You may be happy to hear Salam Pax, our man in Baghdad, has resurfaced! Admittedly by proxy, since connectivity in Iraq is evidently touch-and-go, but he's sent his collected observations to Diana Moon (formerly of "Letter from Gotham"), and she's posted them into his blog on his behalf.
Incidentally, I don't buy into theories that Salam is a phony. I've corresponded with Diana a fair bit by now, and if Salam were fake, she would have to be as well. And if she were, she'd be going to an amount of trouble to convince me of her bona fides which, considering I'm a minor player in Blogoslavia at best, just wouldn't be worth the payoff.
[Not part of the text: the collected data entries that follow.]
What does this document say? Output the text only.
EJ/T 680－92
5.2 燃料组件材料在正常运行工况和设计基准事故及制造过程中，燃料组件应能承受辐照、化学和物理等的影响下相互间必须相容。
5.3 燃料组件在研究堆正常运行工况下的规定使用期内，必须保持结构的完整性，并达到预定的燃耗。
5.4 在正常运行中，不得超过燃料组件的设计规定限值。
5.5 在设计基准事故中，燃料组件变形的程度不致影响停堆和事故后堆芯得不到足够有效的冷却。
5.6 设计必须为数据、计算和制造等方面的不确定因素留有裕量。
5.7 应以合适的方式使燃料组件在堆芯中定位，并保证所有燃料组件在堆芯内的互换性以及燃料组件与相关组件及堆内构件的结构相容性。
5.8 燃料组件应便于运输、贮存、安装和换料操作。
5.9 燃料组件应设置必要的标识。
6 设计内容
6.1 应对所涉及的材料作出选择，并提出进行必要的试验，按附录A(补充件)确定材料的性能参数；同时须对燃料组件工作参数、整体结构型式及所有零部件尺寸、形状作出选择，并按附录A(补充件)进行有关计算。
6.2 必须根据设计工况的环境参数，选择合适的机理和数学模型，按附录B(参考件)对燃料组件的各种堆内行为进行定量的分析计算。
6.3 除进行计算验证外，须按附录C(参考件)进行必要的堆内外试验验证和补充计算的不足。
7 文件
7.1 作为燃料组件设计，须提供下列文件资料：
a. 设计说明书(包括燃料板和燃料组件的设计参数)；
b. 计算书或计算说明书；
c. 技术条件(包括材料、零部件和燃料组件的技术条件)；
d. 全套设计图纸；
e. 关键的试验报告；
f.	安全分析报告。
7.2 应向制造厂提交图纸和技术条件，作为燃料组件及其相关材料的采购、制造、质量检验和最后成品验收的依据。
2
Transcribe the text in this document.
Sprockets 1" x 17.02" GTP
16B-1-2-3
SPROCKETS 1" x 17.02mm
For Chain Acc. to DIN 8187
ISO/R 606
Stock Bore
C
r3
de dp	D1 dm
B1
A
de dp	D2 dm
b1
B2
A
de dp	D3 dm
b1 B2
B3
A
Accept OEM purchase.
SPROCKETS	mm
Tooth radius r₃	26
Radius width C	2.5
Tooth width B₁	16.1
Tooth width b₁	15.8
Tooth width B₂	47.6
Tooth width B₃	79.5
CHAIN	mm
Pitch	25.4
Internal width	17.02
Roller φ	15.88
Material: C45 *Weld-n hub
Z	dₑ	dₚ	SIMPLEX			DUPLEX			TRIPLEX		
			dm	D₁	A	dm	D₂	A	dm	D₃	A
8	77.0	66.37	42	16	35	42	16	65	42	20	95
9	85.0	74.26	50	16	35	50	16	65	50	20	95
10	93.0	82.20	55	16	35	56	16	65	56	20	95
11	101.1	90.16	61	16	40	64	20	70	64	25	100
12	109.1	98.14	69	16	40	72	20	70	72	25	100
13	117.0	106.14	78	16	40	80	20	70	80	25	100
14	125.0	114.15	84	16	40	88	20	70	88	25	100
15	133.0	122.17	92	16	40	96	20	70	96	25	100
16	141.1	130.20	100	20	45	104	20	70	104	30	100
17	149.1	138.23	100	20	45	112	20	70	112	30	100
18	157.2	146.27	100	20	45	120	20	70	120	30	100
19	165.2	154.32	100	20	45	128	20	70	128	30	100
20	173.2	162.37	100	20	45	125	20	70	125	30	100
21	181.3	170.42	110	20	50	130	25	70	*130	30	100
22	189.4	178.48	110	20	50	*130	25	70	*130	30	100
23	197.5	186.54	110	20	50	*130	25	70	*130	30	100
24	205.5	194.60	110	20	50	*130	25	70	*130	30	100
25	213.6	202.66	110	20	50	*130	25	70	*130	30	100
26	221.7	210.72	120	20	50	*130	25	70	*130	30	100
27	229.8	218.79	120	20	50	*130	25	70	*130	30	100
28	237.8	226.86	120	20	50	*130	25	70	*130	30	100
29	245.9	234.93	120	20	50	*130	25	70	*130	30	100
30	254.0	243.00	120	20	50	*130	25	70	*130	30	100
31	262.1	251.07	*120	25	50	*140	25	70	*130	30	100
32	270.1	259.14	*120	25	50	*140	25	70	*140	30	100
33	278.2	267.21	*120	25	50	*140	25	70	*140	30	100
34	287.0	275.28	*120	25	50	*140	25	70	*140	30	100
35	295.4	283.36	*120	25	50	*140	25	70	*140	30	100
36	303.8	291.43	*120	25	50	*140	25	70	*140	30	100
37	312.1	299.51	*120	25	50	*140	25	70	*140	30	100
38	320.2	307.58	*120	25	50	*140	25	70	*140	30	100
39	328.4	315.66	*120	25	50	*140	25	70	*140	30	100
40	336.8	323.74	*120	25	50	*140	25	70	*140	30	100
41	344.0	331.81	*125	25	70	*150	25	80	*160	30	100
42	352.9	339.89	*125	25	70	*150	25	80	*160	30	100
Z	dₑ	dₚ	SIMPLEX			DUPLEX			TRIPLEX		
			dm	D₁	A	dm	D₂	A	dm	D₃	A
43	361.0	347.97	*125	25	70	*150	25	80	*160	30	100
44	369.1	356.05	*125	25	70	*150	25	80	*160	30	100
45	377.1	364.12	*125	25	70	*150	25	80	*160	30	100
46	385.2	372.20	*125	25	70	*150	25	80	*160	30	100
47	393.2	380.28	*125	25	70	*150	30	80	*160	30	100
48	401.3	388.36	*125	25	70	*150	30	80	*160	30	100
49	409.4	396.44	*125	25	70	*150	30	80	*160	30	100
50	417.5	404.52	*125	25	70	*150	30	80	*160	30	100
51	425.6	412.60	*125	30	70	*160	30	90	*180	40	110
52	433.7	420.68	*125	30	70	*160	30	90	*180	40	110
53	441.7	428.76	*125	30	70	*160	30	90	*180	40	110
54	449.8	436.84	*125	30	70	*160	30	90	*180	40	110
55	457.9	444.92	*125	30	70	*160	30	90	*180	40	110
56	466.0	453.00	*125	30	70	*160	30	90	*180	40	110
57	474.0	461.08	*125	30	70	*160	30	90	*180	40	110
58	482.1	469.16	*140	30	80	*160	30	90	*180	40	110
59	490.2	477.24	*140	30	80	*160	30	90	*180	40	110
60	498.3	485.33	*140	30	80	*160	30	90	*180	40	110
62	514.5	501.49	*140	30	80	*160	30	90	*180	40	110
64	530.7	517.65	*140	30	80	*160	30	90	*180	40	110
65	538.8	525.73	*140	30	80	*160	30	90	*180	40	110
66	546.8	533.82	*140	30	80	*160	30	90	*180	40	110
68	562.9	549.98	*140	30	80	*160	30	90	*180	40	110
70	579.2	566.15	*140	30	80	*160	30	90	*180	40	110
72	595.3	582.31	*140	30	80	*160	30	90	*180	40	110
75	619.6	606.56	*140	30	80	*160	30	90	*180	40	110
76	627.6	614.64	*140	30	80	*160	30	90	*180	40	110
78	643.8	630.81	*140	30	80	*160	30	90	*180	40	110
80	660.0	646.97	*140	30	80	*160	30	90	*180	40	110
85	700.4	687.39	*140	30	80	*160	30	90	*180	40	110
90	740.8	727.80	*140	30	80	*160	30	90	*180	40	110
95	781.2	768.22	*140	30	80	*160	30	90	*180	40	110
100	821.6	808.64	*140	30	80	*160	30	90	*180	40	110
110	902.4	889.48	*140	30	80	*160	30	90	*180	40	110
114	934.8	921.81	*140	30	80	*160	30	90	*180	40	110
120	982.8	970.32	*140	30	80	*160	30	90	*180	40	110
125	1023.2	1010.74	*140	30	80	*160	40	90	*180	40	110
Additional, 1915Z-7: Salam's stuff is compelling reading. In any given war, in any given push into a large city, how often have you ever gotten a perspective of your average inhabitant of the city in question so soon? I just finished reading The Fall of Berlin 1945 (which includes excerpts from diaries written by inhabitants of the city) 58 years after the fact; now I'm reading The Fall of Baghdad 2003 a month after the fact. It almost gives me a sense of historic occasion.
I say "almost" because I subscribe to the notion that most people tend to (severely) overestimate the historical importance of the time they live in; personally, I think that a hundred years from now this war will merit a brief mention at most in the history books, just a short flash in the much larger process of western involvement in the Middle East (though in fairness I should add that the significance to military historians will likely be much higher). But that doesn't alter the fact that it is of supreme interest of those of us living right now. So what are you waiting for? Go read Salam.
(Oops; I just realised that when I redecorated this page, I forgot to stick up that "Support Democracy in Iraq" pic. Oversight corrected.)